Asia – Sunila Galappatti (Sri Lanka)
Sunila Galappatti has worked with other people to tell their stories, as a dramaturg, theatre director and editor. She started her working life at the Royal Shakespeare Company and Live Theatre, Newcastle, working with both new and experienced writers for the theatre. Later moving to Sri Lanka, her other home, she has been a Director of the Galle Literary Festival, worked with Raking Leaves on its Open Edit project and is a Trustee of the Gratiaen Prize. She commissioned and edited the non-fiction section of www.addastories.org in its first year. She is the author of A Long Watch, retelling the memoir of a prisoner of war. .
Twitter: @Sunilagala
Canada and Europe – Kateri Akiwenzie-Damm (Canada)

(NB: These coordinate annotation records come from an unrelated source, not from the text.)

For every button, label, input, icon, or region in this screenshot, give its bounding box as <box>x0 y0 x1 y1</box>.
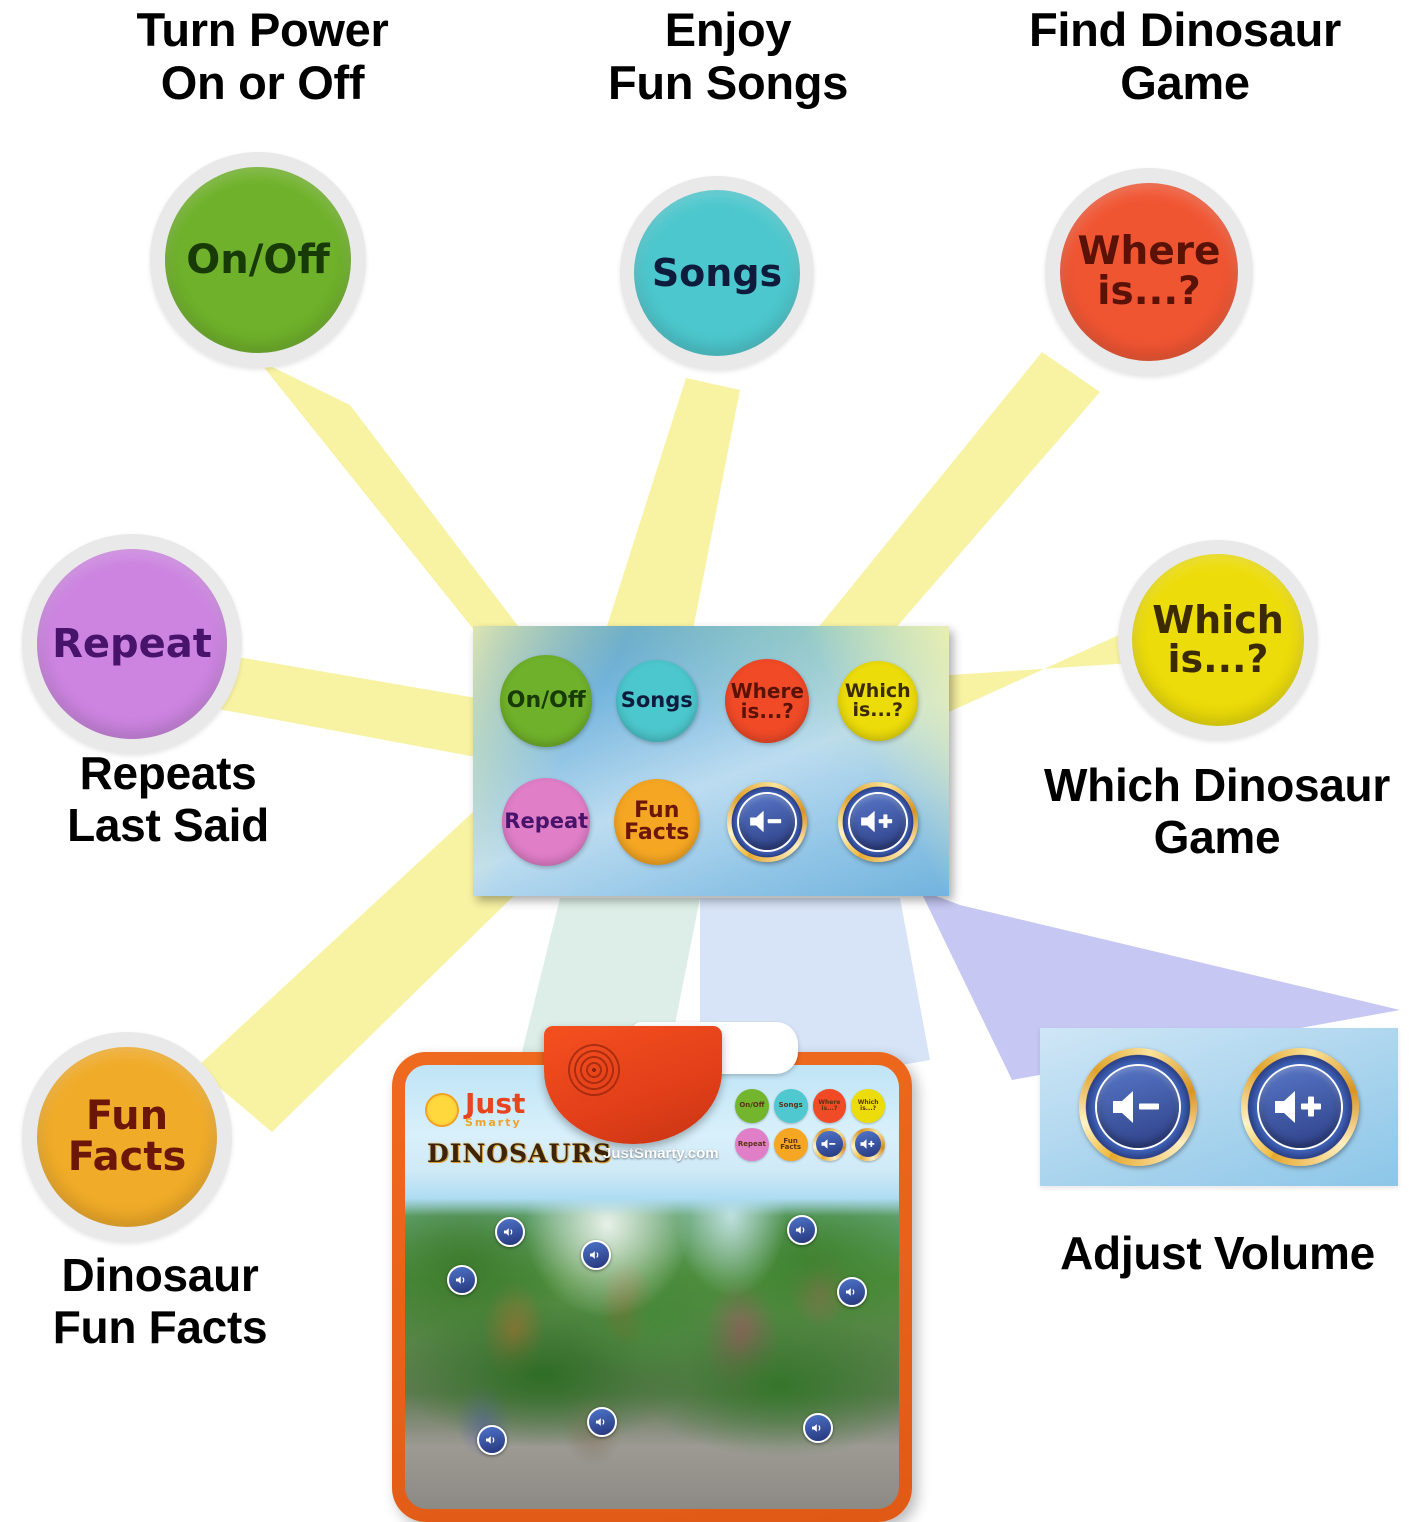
sun-icon <box>427 1095 457 1125</box>
volume-up-icon <box>858 808 898 835</box>
panel-button-on-off[interactable]: On/Off <box>500 655 592 747</box>
panel-button-where-is[interactable]: Where is...? <box>725 659 809 743</box>
panel-button-songs[interactable]: Songs <box>616 660 698 742</box>
speaker-icon <box>455 1275 469 1285</box>
panel-button-volume-down[interactable] <box>727 782 807 862</box>
callout-songs[interactable]: Songs <box>620 176 814 370</box>
brand-logo: Just Smarty <box>427 1091 525 1129</box>
callout-on-off[interactable]: On/Off <box>150 152 366 368</box>
panel-button-volume-up[interactable] <box>838 782 918 862</box>
mat-speaker-hotspot[interactable] <box>587 1407 617 1437</box>
infographic-stage: Turn Power On or Off Enjoy Fun Songs Fin… <box>0 0 1422 1500</box>
heading-songs: Enjoy Fun Songs <box>558 4 898 109</box>
callout-which-is[interactable]: Which is...? <box>1118 540 1318 740</box>
heading-where-is: Find Dinosaur Game <box>985 4 1385 109</box>
mat-button-which-is[interactable]: Which is...? <box>851 1089 885 1123</box>
speaker-icon <box>589 1250 603 1260</box>
mat-button-volume-up[interactable] <box>851 1128 885 1162</box>
mat-speaker-hotspot[interactable] <box>447 1265 477 1295</box>
fun-facts-button-face: Fun Facts <box>37 1047 218 1228</box>
mat-speaker-hotspot[interactable] <box>803 1413 833 1443</box>
speaker-icon <box>485 1435 499 1445</box>
panel-button-fun-facts[interactable]: Fun Facts <box>614 779 700 865</box>
speaker-icon <box>811 1423 825 1433</box>
volume-up-icon <box>855 1131 881 1157</box>
callout-volume[interactable] <box>1040 1028 1398 1186</box>
mat-button-volume-down[interactable] <box>813 1128 847 1162</box>
mat-speaker-hotspot[interactable] <box>495 1217 525 1247</box>
brand-smarty: Smarty <box>465 1116 525 1129</box>
volume-down-button-large[interactable] <box>1079 1048 1197 1166</box>
volume-up-button-large[interactable] <box>1241 1048 1359 1166</box>
callout-repeat[interactable]: Repeat <box>22 534 242 754</box>
mat-speaker-hotspot[interactable] <box>581 1240 611 1270</box>
control-panel-closeup: On/Off Songs Where is...? Which is...? R… <box>473 626 949 896</box>
mat-speaker-hotspot[interactable] <box>477 1425 507 1455</box>
on-off-button-face: On/Off <box>165 167 351 353</box>
heading-fun-facts: Dinosaur Fun Facts <box>0 1250 320 1353</box>
songs-button-face: Songs <box>634 190 801 357</box>
heading-volume: Adjust Volume <box>1030 1228 1405 1280</box>
speaker-icon <box>503 1227 517 1237</box>
speaker-icon <box>595 1417 609 1427</box>
panel-button-repeat[interactable]: Repeat <box>502 778 590 866</box>
pod-body[interactable] <box>544 1026 722 1144</box>
callout-fun-facts[interactable]: Fun Facts <box>22 1032 232 1242</box>
speaker-icon <box>845 1287 859 1297</box>
repeat-button-face: Repeat <box>37 549 226 738</box>
callout-where-is[interactable]: Where is...? <box>1045 168 1253 376</box>
volume-down-icon <box>747 808 787 835</box>
which-is-button-face: Which is...? <box>1132 554 1304 726</box>
panel-button-which-is[interactable]: Which is...? <box>838 661 918 741</box>
heading-repeat: Repeats Last Said <box>8 748 328 851</box>
heading-which-is: Which Dinosaur Game <box>1012 760 1422 863</box>
volume-down-icon <box>1109 1087 1167 1127</box>
product-photo: Just Smarty DINOSAURS JustSmarty.com On/… <box>392 1052 912 1522</box>
speaker-icon <box>795 1225 809 1235</box>
where-is-button-face: Where is...? <box>1060 183 1239 362</box>
control-panel-grid: On/Off Songs Where is...? Which is...? R… <box>473 626 949 896</box>
speaker-pod: Just Smarty <box>544 1024 794 1154</box>
mat-button-where-is[interactable]: Where is...? <box>813 1089 847 1123</box>
mat-speaker-hotspot[interactable] <box>837 1277 867 1307</box>
brand-just: Just <box>465 1091 525 1116</box>
heading-on-off: Turn Power On or Off <box>90 4 435 109</box>
volume-up-icon <box>1271 1087 1329 1127</box>
volume-down-icon <box>816 1131 842 1157</box>
mat-speaker-hotspot[interactable] <box>787 1215 817 1245</box>
speaker-grill-icon <box>564 1040 624 1100</box>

Kateri is an Anishnaabe writer of mixed ancestry from the Chippewas of Nawash First Nation. She lives and works at Neyaashiinigmiing, Cape Croker Reserve on the Saugeen Peninsula in southwestern Ontario. Her writing has been published in various anthologies, journals, and magazines in Canada, the US, Aotearoa/New Zealand, Australia, and Germany and in the collection My Heart is a Stray Bullet. She is the founder and managing editor of Kegedonce Press, a publishing house devoted to Indigenous writers.
Twitter: @KateriAkiwenzie
Caribbean – Mark McWatt (Guyana)
Mark McWatt has published three collections of poetry, Interiors (1989), The Language of Eldorado (1994) and The Journey to Le Repentir (2009), the second and third of which were awarded the Guyana Prize for Literature. His first work of fiction, Suspended Sentences (2005), was the winner of a Commonwealth Writers’ Prize in 2006, as well as the Casa de las Américas Prize for best book of Caribbean Literature in English or Creole. He is co-editor (with Stewart Brown) of The Oxford Book of Caribbean Verse (2005).
Pacific – Paula Morris (New Zealand)
Paula Morris is the author of the short story collections Forbidden Cities (2008) and False River (2017); the essay ‘On Coming Home’ (2015); and seven novels, including Rangatira (2011), winner of best work of fiction at both the 2012 New Zealand Post Book Awards and Ngā Kupu Ora Maori Book Awards. She teaches creative writing at the University of Auckland and is the founder of the Academy of New Zealand Literature.